В доме полно нормальных комнат, но они «парадные» (то есть ими не пользуются почти никогда), а целая куча детей ютятся в одной комнате, маленькой, тёмной, душной, никогда не проветриваемой, с клопами и тараканами... По любому поводу – наказание. При этом еще и деление детей на «постылых» и «любимчиков», кому все-таки и кусок послаще перепасть может, и шалость с рук сойти. И даже гулять – не в обычае, разве что изредка, по праздникам, да еще раз в неделю съездить в церковь, и то, если зимой, то закутанными по самые уши. «Это называлось нежным воспитанием» (с).
Если так жили хозяйские дети, то можно себе представить, что доставалось на долю дворовых людей: помои (нормальные вчерашние объедки хозяева и сами съедят), побои, работа с утра до ночи. Выдать девку замуж за самого задохлого мужичка из дальней деревни, отдать непокорного в солдаты, довести до самоубийства (особенно женщину, мужчины все-таки более дорогая собственность) – мелочи жизни, и говорить не о чем.
Автор описывает массу случаев жестокости по отношению к крепостным, среди которых только самые вопиющие имели какие-то последствия для виновника. Все прочее же – в порядке вещей, молодец хозяин (или хозяйка), умеет держать своих людей в ежовых рукавицах и выжимать из них все, что они могут дать. А то на что ж хозяйским дочкам сшить новые платья к зиме да принимать гостей на праздники, если давать крестьянам поблажки? Впрочем, приводит автор пример и таких крепостных, с которыми никакими обычными мерами хозяева справиться не могли и в конце концов даже могли махнуть рукой и оставить их в покое. Но это – редкие случаи, и потому запомнившиеся. И дети помещиков, с рождения жившие в этой обстановке, учились воспринимать ее как должное, как обыденность, и редкий из них мог бы, став взрослым, попытаться изменить заведенные порядки.

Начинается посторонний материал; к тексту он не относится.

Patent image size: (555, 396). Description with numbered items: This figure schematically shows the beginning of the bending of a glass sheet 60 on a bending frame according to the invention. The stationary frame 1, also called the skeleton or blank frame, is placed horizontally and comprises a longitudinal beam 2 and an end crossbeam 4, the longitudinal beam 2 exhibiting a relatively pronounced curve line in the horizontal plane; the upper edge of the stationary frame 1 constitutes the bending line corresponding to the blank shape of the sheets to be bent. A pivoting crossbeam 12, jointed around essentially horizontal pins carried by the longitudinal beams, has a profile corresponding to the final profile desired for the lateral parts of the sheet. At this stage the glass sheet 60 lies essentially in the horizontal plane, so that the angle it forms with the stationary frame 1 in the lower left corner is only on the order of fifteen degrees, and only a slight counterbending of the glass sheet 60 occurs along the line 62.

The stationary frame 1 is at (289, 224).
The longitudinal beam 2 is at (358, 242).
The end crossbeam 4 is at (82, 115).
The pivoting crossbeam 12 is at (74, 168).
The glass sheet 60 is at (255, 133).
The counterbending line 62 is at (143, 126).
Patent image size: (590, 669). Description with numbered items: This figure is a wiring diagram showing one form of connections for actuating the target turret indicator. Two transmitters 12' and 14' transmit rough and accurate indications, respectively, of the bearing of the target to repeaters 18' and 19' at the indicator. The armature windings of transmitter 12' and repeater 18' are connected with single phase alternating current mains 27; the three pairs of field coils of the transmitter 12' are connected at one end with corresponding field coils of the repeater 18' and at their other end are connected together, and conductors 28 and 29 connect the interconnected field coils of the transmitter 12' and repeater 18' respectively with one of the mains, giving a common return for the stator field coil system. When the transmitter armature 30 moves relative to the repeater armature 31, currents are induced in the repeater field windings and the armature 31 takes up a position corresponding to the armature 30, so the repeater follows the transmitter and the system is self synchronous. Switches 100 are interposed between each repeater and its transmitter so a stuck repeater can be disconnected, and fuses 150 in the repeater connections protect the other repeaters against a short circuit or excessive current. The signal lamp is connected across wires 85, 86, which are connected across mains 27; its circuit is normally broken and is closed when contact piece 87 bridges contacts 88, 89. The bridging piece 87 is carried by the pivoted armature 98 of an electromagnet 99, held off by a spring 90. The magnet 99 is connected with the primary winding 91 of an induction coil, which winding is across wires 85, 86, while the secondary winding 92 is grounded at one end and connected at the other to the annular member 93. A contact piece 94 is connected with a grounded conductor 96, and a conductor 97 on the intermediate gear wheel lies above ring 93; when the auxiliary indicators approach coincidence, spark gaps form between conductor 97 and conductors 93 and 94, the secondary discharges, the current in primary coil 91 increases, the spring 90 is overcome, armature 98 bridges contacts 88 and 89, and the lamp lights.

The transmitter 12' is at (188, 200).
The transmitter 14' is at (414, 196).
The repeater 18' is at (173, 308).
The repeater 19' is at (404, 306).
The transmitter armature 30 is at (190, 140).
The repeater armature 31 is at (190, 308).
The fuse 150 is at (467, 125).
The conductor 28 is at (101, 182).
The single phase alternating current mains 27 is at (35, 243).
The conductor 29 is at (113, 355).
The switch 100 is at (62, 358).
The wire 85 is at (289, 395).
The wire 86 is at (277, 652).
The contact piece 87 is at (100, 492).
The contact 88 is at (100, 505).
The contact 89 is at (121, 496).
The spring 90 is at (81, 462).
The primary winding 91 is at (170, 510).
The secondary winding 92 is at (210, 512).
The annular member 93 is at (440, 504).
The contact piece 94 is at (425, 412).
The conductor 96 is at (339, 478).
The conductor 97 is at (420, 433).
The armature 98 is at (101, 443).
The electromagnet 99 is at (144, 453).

Расскажут нам и о поиске женихов для барышень из таких мелких семей, что не могли похвастаться богатым приданым, и о приеме гостей, и о внутрисемейных отношениях, где человек человеку – враг, и все мысли – о будущем наследстве, ради которого можно пойти на все. Зацепит книга и местных священников, чиновников и разного рода дельцов: они и их жизнь тоже часть общей картины, без них она была бы неполной. Все это мерзко, вызывает отвращение и тошноту, боль за людей, но также и радость, что тебе довелось жить не там, среди них, пусть даже дворянкой.
Впрочем, есть и исключения – адекватные на фоне остальных помещики, сами живущие нормально и своих крестьян не задалбывающие до смерти. Одну или две таких семьи автор описывает нам для разнообразия. Но это лишь подчеркивает, насколько такие – редкость.
Книга имеет описательный характер, сюжета как такового в ней, можно сказать, и нет, поэтому временами может быть скучновато. В особенности потому, что людей и семей, о которых рассказывает автор, очень много и в какой-то момент наступает пресыщение: ты уже перестаешь воспринимать новую информацию, новые детали.
Интересно, что в своем постскриптуме Салтыков-Щедрин говорит о том, что сам чувствует: последние главы писал уже небрежно и сам устал от этого, а потому с удовольствием ставит слово «Конец». У меня, как читателя, ощущения были схожие: последние главы дослушивала без сильного интереса, описываемые люди хоть и были интересны каждый по отдельности, но утомили своим количеством, и потому я искренне радовалась, когда рассказчик говорил «об остальных соседях я толком ничего не помню, поэтому не буду писать о них», и тоже с удовольствием услышала слово «Конец».